La il s'agit d'enfumage toxique
Police républicaine ?
Un rapport officiel épingle la «perversité» d'une descente
Le 1er janvier, une intervention violente dans un bar parisien s'était soldée par la mort d'un homme.
Par Patricia TOURANCHEAU
jeudi 14 octobre 2004 (Liberation - 06:00)
Le réveillon privé d'une famille kabyle au Café de la poste, rue de Clignancourt à Paris (XVIIIe), avait tourné au vinaigre avec le commissariat d'en face et des renforts de police qui, le 1er janvier 2004 vers 3 h 30, ont projeté sans discernement du gaz lacrymogène dans ce lieu clos. Les fêtards, y compris les femmes et les enfants, ont été piégés à l'intérieur du bistrot au rideau de fer baissé et à l'air devenu irrespirable. Invité par le patron, un artiste peintre suédois de 61 ans au coeur fragile n'en a pas réchappé (Libération du 28 janvier).

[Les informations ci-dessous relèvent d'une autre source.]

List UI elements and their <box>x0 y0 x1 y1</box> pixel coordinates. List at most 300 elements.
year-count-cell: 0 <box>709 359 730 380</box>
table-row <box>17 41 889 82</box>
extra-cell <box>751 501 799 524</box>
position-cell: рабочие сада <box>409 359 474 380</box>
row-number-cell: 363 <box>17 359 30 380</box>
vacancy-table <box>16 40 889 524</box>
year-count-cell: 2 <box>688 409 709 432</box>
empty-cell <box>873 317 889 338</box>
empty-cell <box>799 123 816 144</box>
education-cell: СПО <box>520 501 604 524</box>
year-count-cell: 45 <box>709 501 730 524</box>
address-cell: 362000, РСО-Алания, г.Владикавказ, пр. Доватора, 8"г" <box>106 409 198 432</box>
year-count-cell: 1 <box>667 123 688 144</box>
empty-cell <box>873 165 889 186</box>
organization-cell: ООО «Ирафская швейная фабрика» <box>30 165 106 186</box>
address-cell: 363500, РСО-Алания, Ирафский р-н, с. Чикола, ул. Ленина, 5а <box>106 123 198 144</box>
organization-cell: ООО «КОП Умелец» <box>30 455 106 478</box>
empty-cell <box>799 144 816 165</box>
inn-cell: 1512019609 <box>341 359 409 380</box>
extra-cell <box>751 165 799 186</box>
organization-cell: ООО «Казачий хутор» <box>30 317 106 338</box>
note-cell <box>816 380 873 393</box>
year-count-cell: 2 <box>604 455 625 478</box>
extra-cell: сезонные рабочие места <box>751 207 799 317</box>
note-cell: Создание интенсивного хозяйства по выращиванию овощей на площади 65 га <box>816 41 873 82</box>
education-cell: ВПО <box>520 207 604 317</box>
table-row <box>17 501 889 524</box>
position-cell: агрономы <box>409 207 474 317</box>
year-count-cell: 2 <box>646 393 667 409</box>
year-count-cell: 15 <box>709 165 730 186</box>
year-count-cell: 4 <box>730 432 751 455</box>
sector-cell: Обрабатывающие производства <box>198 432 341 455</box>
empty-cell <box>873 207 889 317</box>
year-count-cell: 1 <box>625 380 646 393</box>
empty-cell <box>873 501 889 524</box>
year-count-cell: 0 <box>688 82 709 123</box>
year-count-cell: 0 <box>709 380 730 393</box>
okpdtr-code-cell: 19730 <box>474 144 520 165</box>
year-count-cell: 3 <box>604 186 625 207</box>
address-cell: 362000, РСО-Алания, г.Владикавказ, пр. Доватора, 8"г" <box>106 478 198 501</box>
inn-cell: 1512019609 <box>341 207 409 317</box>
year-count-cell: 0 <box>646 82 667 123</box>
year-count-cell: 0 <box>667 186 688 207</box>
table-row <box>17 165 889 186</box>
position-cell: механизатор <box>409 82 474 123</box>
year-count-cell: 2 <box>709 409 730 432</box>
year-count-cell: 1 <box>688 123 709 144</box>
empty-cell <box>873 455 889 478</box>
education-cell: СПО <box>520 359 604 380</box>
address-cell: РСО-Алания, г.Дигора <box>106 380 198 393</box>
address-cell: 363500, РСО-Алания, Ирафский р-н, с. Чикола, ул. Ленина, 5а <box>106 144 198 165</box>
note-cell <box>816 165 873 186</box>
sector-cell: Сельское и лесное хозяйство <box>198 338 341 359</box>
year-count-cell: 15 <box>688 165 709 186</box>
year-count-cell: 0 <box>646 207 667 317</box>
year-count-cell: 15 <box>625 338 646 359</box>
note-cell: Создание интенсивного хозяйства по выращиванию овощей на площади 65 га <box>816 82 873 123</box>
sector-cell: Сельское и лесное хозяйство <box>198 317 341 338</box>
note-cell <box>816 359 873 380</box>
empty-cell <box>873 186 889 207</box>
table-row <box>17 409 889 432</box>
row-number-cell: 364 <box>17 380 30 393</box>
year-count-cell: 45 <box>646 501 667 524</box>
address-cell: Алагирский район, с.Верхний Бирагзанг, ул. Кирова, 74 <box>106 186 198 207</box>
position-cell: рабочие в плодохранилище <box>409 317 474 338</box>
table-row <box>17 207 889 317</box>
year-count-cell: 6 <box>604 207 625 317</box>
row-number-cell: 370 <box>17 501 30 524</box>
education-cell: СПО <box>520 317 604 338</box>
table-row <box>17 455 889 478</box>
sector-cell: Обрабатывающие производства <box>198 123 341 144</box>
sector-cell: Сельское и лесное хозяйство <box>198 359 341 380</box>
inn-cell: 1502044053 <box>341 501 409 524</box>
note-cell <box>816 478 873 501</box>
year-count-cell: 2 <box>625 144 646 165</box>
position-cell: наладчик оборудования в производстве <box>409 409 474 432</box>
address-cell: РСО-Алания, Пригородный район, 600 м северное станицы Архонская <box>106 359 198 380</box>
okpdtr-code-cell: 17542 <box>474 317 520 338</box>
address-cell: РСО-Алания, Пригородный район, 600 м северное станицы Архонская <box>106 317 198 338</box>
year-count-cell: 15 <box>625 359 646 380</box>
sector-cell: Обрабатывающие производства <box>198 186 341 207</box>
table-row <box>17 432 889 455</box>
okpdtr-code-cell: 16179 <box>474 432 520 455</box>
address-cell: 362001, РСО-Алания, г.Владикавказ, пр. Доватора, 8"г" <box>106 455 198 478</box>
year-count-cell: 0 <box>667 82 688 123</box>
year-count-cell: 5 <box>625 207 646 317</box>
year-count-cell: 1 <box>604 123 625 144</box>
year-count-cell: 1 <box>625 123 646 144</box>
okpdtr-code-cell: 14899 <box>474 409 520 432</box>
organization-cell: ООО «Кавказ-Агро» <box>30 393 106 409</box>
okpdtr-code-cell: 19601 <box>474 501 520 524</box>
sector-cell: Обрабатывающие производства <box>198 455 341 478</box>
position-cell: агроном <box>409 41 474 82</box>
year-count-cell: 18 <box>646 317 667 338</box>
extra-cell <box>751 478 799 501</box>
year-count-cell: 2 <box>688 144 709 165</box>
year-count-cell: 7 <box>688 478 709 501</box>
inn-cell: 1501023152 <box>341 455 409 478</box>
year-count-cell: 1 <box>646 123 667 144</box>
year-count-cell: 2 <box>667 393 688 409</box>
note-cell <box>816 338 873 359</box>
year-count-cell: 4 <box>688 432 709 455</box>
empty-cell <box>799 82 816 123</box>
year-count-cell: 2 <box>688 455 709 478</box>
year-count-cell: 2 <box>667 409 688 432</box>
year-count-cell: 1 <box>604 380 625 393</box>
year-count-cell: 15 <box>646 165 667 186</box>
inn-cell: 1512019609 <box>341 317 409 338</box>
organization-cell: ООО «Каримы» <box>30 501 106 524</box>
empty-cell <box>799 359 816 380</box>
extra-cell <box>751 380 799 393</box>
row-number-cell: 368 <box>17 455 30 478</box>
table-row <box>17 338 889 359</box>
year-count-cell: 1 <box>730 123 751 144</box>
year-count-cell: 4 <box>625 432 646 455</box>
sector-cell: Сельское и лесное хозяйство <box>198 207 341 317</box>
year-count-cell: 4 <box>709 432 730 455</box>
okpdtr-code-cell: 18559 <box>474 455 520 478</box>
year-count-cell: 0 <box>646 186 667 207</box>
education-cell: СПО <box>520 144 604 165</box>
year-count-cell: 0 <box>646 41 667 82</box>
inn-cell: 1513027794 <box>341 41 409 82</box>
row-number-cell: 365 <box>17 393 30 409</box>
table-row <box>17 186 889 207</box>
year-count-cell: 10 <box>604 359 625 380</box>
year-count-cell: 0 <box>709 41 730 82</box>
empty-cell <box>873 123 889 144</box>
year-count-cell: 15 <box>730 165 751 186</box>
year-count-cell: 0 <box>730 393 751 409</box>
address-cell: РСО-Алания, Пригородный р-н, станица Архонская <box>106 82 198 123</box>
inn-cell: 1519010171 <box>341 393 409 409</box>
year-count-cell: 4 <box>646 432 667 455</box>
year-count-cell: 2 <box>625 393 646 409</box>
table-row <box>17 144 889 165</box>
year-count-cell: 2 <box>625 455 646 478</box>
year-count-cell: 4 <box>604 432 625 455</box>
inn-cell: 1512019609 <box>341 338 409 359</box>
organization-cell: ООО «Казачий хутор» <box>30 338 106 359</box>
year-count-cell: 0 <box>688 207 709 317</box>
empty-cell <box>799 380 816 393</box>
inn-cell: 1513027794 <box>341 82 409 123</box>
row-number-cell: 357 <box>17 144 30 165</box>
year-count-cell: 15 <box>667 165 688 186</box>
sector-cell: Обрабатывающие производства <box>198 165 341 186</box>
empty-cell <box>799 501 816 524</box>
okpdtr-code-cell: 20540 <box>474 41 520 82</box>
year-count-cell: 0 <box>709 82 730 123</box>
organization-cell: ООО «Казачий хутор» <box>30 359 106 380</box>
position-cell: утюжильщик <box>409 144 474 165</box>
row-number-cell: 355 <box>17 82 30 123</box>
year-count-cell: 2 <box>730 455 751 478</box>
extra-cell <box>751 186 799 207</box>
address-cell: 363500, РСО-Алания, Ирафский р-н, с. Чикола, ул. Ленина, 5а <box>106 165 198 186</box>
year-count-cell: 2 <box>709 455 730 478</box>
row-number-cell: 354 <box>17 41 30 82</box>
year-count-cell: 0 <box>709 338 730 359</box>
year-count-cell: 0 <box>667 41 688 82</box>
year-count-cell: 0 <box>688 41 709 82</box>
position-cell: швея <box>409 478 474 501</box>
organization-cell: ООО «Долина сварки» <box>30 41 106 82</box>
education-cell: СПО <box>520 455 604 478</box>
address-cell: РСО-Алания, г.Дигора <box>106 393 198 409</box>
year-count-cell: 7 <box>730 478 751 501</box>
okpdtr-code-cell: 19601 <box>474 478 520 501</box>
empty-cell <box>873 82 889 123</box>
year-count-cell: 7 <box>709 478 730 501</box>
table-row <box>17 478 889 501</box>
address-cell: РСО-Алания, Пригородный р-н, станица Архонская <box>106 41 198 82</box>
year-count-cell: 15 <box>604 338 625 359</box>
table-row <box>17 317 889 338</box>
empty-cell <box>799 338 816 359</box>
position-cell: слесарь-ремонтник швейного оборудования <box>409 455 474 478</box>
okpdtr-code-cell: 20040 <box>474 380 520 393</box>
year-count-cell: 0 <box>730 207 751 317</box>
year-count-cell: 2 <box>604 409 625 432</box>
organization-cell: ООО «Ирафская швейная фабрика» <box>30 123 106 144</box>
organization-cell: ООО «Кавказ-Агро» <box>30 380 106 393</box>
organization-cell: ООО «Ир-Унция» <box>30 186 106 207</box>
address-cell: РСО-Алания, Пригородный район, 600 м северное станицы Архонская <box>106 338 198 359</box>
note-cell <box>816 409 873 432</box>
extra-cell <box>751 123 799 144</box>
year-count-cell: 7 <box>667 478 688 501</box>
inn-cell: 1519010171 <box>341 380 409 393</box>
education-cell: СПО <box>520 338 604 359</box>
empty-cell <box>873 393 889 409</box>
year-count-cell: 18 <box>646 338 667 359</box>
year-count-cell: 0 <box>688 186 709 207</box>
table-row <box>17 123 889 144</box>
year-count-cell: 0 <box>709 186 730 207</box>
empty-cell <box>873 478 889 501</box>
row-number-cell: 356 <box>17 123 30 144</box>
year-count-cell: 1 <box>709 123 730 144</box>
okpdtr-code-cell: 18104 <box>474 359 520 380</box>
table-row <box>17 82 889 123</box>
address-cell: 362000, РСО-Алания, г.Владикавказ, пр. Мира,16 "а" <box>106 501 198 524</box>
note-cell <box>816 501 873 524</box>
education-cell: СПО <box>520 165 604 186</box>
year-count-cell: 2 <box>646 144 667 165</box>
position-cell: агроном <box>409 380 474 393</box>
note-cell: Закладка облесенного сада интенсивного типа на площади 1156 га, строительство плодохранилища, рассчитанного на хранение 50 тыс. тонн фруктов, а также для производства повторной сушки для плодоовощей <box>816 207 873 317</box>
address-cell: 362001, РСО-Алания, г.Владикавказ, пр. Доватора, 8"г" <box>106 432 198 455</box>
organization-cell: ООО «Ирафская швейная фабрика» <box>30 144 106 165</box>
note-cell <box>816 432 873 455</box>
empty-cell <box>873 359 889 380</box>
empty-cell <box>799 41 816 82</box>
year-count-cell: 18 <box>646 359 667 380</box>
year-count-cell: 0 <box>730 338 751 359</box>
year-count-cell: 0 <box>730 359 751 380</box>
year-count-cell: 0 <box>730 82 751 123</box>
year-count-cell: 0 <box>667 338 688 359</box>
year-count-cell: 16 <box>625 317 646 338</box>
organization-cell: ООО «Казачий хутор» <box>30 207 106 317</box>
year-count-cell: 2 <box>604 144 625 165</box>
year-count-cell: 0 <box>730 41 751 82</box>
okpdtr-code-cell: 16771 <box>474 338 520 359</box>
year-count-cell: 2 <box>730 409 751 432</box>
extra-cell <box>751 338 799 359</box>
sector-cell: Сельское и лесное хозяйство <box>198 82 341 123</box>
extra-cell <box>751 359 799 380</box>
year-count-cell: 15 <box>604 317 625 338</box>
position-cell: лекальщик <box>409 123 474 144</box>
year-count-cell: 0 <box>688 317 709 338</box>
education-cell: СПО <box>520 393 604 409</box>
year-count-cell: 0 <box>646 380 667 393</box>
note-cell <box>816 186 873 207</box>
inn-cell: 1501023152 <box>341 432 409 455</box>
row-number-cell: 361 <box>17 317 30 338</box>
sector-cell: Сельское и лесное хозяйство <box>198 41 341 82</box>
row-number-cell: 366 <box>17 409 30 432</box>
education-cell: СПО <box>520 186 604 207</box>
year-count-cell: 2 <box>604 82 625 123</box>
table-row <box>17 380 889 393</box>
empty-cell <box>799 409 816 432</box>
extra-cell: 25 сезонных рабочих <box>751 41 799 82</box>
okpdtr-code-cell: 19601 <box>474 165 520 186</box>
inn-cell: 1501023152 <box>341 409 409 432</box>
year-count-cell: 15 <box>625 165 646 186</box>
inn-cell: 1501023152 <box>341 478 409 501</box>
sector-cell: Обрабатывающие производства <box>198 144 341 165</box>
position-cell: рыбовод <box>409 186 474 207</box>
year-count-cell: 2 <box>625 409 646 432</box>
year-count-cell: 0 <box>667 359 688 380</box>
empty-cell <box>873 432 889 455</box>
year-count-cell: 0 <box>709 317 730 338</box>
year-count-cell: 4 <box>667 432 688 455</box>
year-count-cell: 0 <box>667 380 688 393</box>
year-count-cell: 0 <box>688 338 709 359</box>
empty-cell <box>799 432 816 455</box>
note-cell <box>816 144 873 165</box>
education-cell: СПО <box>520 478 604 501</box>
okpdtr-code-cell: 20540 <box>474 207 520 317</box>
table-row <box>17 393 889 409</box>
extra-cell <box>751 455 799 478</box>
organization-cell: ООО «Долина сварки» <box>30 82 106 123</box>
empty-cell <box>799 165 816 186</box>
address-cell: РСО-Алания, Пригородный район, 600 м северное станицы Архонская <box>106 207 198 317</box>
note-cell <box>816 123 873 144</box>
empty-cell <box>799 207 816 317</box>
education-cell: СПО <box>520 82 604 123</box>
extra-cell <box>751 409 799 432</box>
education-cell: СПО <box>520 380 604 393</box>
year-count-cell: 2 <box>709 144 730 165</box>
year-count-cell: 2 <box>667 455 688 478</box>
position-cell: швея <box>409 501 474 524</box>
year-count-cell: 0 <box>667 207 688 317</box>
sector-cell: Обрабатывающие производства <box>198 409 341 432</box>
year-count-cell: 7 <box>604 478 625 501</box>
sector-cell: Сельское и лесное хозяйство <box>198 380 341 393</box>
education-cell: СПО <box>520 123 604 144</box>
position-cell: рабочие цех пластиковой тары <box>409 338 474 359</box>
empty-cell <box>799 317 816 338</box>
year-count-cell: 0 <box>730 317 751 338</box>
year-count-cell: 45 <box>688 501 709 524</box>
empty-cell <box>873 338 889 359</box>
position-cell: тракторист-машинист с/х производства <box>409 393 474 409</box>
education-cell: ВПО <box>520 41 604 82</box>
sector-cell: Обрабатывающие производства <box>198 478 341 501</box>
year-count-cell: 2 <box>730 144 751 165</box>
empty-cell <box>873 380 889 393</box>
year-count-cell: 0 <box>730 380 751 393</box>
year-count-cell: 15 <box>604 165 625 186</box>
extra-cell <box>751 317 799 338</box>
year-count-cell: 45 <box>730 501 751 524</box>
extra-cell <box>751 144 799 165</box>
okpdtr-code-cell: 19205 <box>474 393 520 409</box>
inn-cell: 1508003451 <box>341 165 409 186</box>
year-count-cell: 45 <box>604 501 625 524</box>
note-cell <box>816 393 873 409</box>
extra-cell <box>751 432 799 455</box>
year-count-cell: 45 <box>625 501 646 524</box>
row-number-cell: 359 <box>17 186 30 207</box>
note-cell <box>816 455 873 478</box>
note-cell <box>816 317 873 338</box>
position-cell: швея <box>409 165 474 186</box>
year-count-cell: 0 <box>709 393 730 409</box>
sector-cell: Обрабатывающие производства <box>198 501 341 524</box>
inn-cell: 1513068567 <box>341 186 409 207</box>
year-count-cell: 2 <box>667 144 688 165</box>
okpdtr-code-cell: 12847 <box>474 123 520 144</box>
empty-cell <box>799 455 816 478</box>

Le limonadier a dénoncé, le 6 janvier, la bavure à l'inspection générale des services (IGS). Saisie de «cet incident grave» par le député et adjoint au maire de Paris Christophe Caresche (PS), la Commission nationale de déontologie de la sécurité, présidée par Pierre Truche, vient de rendre ses conclusions d'enquête. Elles sont extrêmement critiques à l'égard des policiers intervenants mais aussi, ce qui est bien plus rare, à propos des investigations de l'IGS.
Le rapport tient pour «établi qu'un ou plusieurs fonctionnaires de police se sont livrés à une agression» au gaz sur des gens pacifiques, étrangers à l'algarade qui eut lieu dans la rue, et souligne «la perversité de cet acte commis de nuit». Les gardiens de la paix ont profité de l'entrée au café d'une mère avec son bébé pour lancer les produits incapacitants à l'intérieur, puis ont «maintenu la porte fermée pour empêcher les personnes présentes de sortir». Le rapporteur déplore que les policiers n'aient «pas porté secours aux personnes incommodées», ni appelé les pompiers.
Il épingle sévèrement J.L.N., capitaine de police de la BAC (brigade anticriminalité) du XVIIIe, le plus gradé sur les lieux, qui a «pour le moins, été témoin direct de cet acte illégal de violence» mais n'en a pas informé le procureur, ni sa hiérarchie, et n'a pas mentionné aussitôt sur le registre deux interpellations.
Il dénonce l'omerta qui paraît régner dans les rangs puisque ce capitaine J.L.N. et le lieutenant O.D. n'ont communiqué à l'IGS «aucun renseignement de nature à permettre d'identifier l'auteur» de la projection de gaz. De plus, le «caractère clandestin» de cet usage de lacrymogène «se perpétue à ce jour», puisque l'IGS n'a «effectué aucune recherche» de l'unité de police qui avait cette bombe «attribuée en dotation» et n'a pas «identifié le fonctionnaire qui l'a utilisée». Selon la commission, l'enquêteur de l'IGS «a fait siennes les déclarations des fonctionnaires de police», a accordé peu de crédit aux «allégations» des plaignants et s'est contenté de conclure que «la responsabilité du gazage à l'intérieur du bar n'a pu être déterminée». La commission observe que «la violence dont a été victime [le Suédois décédé] n'a pu qu'aggraver le risque auquel il était exposé».
Pierre Truche a transmis son rapport au procureur de Paris, en soulignant sa «compétence en matière de violences dans un contexte d'agression à caractère raciste».